Alzheimer hastalığı sırasında beyinde bazı değişiklikler olur. Hücreler içerisinde tau proteini, hücreler arasında da amiloid plakları birikir. Bu süreçte beyin omurilik sıvısına yansıyan ise amiloidin azalması, taunun ise artmasıdır. Alzheimer hastalığı belirti vermeden 15-20 yıl öncesinde başladığına göre, beyin omurilik sıvısında bakılabilen bu biyomarkerlarla hastalık henüz ortaya çıkmadan tahmin edilebilir. Ama yine de kesin olarak bilinemez. Diyelim ki siz bunu öğrenmek istiyorsunuz. Lomber ponksiyon (belden iğne ile beyin omurilik sıvısı almak) yaptırdınız ve alınan sıvıda bu biyomarkerlara baktırdınız. Yapılan çalışmalar göstermiştir ki beyin hücre ölümü ile seyreden başka hastalıklarda hatta nadiren tamamen normal olan bireylerde de bu testler pozitif çıkabilir. Sonuç pozitif çıksa bile şu an için önceden alabileceğimiz bir ilaç yok. Yani Alzheimer hastalığından korunmak için alabileceğimiz bir ilaç henüz yok. Sadece sağlıklı yaşam tedbirleri var ki onları zaten her şekilde yapmamız gerekli. Aynı durum göz tarama testi için de geçerlidir. Beynimizde Alzheimer hastalığına ait değişiklikler yavaş yavaş ve yıllar içerisinde gelişir. Amiloid plakları, beyinde birikmesi ile paralel olarak, beyine çok yakın olan gözün arka tabakası retinada da birikir. Beta amiloidin aynı zamanda gözün arka tabakası olan retinada da birikmesi, göz taraması ile önceden Alzheimer hastalığı tanısı konulabileceği fikrini akla getirmiştir. Beyin Amiloid PET CT de bu birikimleri gösterebilen tetkiklerden birisidir.
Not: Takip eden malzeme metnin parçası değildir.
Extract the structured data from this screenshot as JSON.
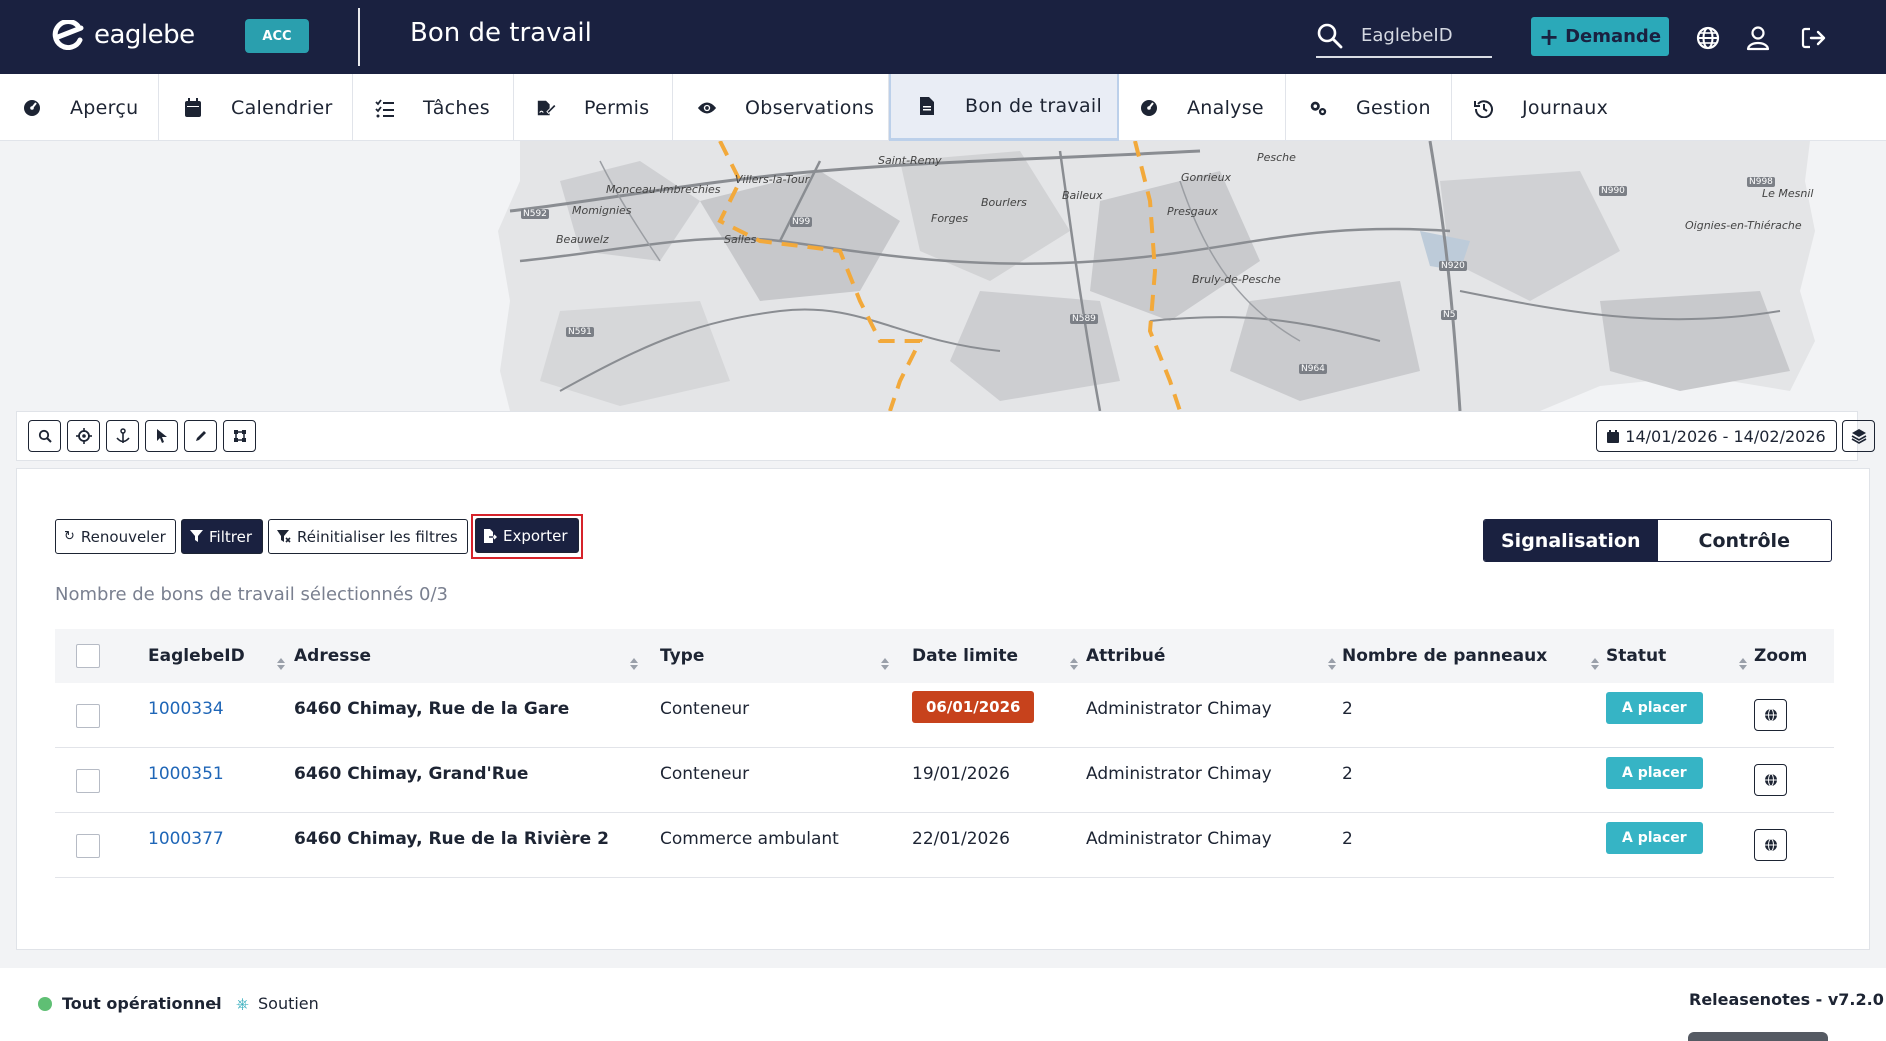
{
  "header": {
    "logo_text": "eaglebe",
    "env_badge": "ACC",
    "page_title": "Bon de travail",
    "search_placeholder": "EaglebeID",
    "demande_label": "Demande"
  },
  "nav": {
    "items": [
      {
        "label": "Aperçu",
        "icon": "gauge-icon"
      },
      {
        "label": "Calendrier",
        "icon": "calendar-icon"
      },
      {
        "label": "Tâches",
        "icon": "checklist-icon"
      },
      {
        "label": "Permis",
        "icon": "signature-icon"
      },
      {
        "label": "Observations",
        "icon": "eye-icon"
      },
      {
        "label": "Bon de travail",
        "icon": "file-icon",
        "active": true
      },
      {
        "label": "Analyse",
        "icon": "gauge-icon"
      },
      {
        "label": "Gestion",
        "icon": "gears-icon"
      },
      {
        "label": "Journaux",
        "icon": "history-icon"
      }
    ]
  },
  "map": {
    "places": [
      "Saint-Remy",
      "Pesche",
      "Villers-la-Tour",
      "Monceau-Imbrechies",
      "Gonrieux",
      "Momignies",
      "Bourlers",
      "Baileux",
      "Presgaux",
      "Forges",
      "Beauwelz",
      "Salles",
      "Bruly-de-Pesche",
      "Le Mesnil",
      "Oignies-en-Thiérache"
    ],
    "roads": [
      "N592",
      "N99",
      "N591",
      "N589",
      "N964",
      "N920",
      "N5",
      "N990",
      "N998"
    ]
  },
  "map_toolbar": {
    "date_range": "14/01/2026 - 14/02/2026"
  },
  "actions": {
    "renouveler": "Renouveler",
    "filtrer": "Filtrer",
    "reinitialiser": "Réinitialiser les filtres",
    "exporter": "Exporter"
  },
  "segment": {
    "left": "Signalisation",
    "right": "Contrôle"
  },
  "selection_count": "Nombre de bons de travail sélectionnés 0/3",
  "table": {
    "columns": [
      "EaglebeID",
      "Adresse",
      "Type",
      "Date limite",
      "Attribué",
      "Nombre de panneaux",
      "Statut",
      "Zoom"
    ],
    "rows": [
      {
        "id": "1000334",
        "adresse": "6460 Chimay, Rue de la Gare",
        "type": "Conteneur",
        "date": "06/01/2026",
        "overdue": true,
        "attribue": "Administrator Chimay",
        "panneaux": "2",
        "statut": "A placer"
      },
      {
        "id": "1000351",
        "adresse": "6460 Chimay, Grand'Rue",
        "type": "Conteneur",
        "date": "19/01/2026",
        "overdue": false,
        "attribue": "Administrator Chimay",
        "panneaux": "2",
        "statut": "A placer"
      },
      {
        "id": "1000377",
        "adresse": "6460 Chimay, Rue de la Rivière 2",
        "type": "Commerce ambulant",
        "date": "22/01/2026",
        "overdue": false,
        "attribue": "Administrator Chimay",
        "panneaux": "2",
        "statut": "A placer"
      }
    ]
  },
  "footer": {
    "status": "Tout opérationnel",
    "separator": "-",
    "support": "Soutien",
    "release": "Releasenotes - v7.2.0"
  },
  "colors": {
    "header_bg": "#1a2140",
    "accent": "#2ba9b9",
    "overdue": "#c7421c",
    "status": "#36b4c5"
  }
}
Bence burada bilinmesi gereken başka bir nokta daha var. Bilim insanları hem erken tanı hem de tedavi çalışmalarını paralel olarak yürütüyorlar. Asıl amaç eğer tedavi için uygun bir yöntem bulunursa, erken tanı ile henüz bulgular başlamadan yakalanan hastalarda, doğru tedavi ile hastalık gelişimini önlemek.
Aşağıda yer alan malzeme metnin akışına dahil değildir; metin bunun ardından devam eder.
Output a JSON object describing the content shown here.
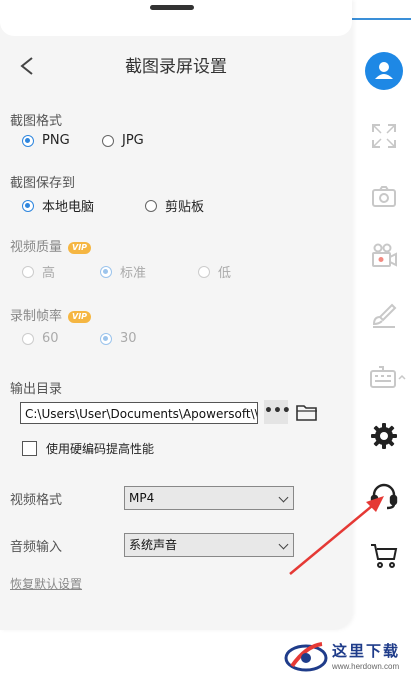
{
  "window": {
    "title": "截图录屏设置"
  },
  "sections": {
    "format": {
      "label": "截图格式",
      "options": [
        "PNG",
        "JPG"
      ],
      "selected": "PNG"
    },
    "save_to": {
      "label": "截图保存到",
      "options": [
        "本地电脑",
        "剪贴板"
      ],
      "selected": "本地电脑"
    },
    "video_quality": {
      "label": "视频质量",
      "badge": "VIP",
      "options": [
        "高",
        "标准",
        "低"
      ],
      "selected": "标准"
    },
    "frame_rate": {
      "label": "录制帧率",
      "badge": "VIP",
      "options": [
        "60",
        "30"
      ],
      "selected": "30"
    },
    "output_dir": {
      "label": "输出目录",
      "value": "C:\\Users\\User\\Documents\\Apowersoft\\\\",
      "more_label": "•••"
    },
    "hw_encode": {
      "label": "使用硬编码提高性能",
      "checked": false
    },
    "video_format": {
      "label": "视频格式",
      "value": "MP4"
    },
    "audio_input": {
      "label": "音频输入",
      "value": "系统声音"
    },
    "reset_label": "恢复默认设置"
  },
  "sidebar": {
    "icons": [
      "user-icon",
      "fullscreen-icon",
      "camera-icon",
      "video-camera-icon",
      "brush-icon",
      "keyboard-icon",
      "gear-icon",
      "headset-icon",
      "cart-icon"
    ]
  },
  "watermark": {
    "text": "这里下载",
    "url": "www.herdown.com"
  },
  "colors": {
    "accent": "#2e86de",
    "vip": "#f5b642",
    "arrow": "#e53935"
  }
}
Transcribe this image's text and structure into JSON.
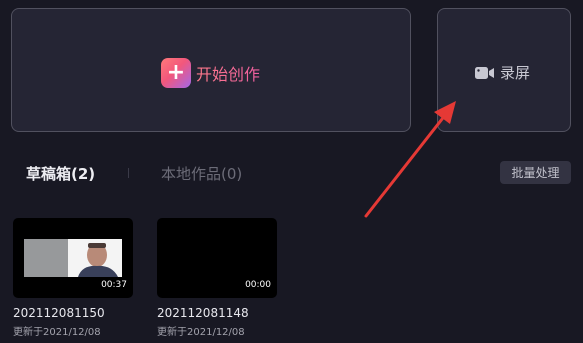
{
  "create": {
    "label": "开始创作",
    "icon": "plus-icon"
  },
  "record": {
    "label": "录屏",
    "icon": "video-camera-icon"
  },
  "tabs": [
    {
      "label": "草稿箱(2)"
    },
    {
      "label": "本地作品(0)"
    }
  ],
  "batch_button": "批量处理",
  "drafts": [
    {
      "title": "202112081150",
      "updated": "更新于2021/12/08",
      "duration": "00:37"
    },
    {
      "title": "202112081148",
      "updated": "更新于2021/12/08",
      "duration": "00:00"
    }
  ],
  "colors": {
    "background": "#181823",
    "card": "#252534",
    "accent_pink": "#f2577c",
    "annotation_arrow": "#e53935"
  }
}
ZEKİ BİR EŞLE EVLİ OLMAK DEMANSTAN KORUYOR
Demanstan korunmak için zihin egzersizlerinin önemini daha önce çokça belirtmiştim. Yapılan çalışmalar entelektüel seviyesi yüksek ve zeki bir eşle evli olmanın da demanstan koruyucu bir faktör olduğunu öne sürüyor. Sürekli yeni, ilginç ve zorlayıcı konular üzerinde konuşmaya teşvik eden bir eşe sahip olmak, beyin sağlığı açısından olumlu sonuçlar doğuruyor.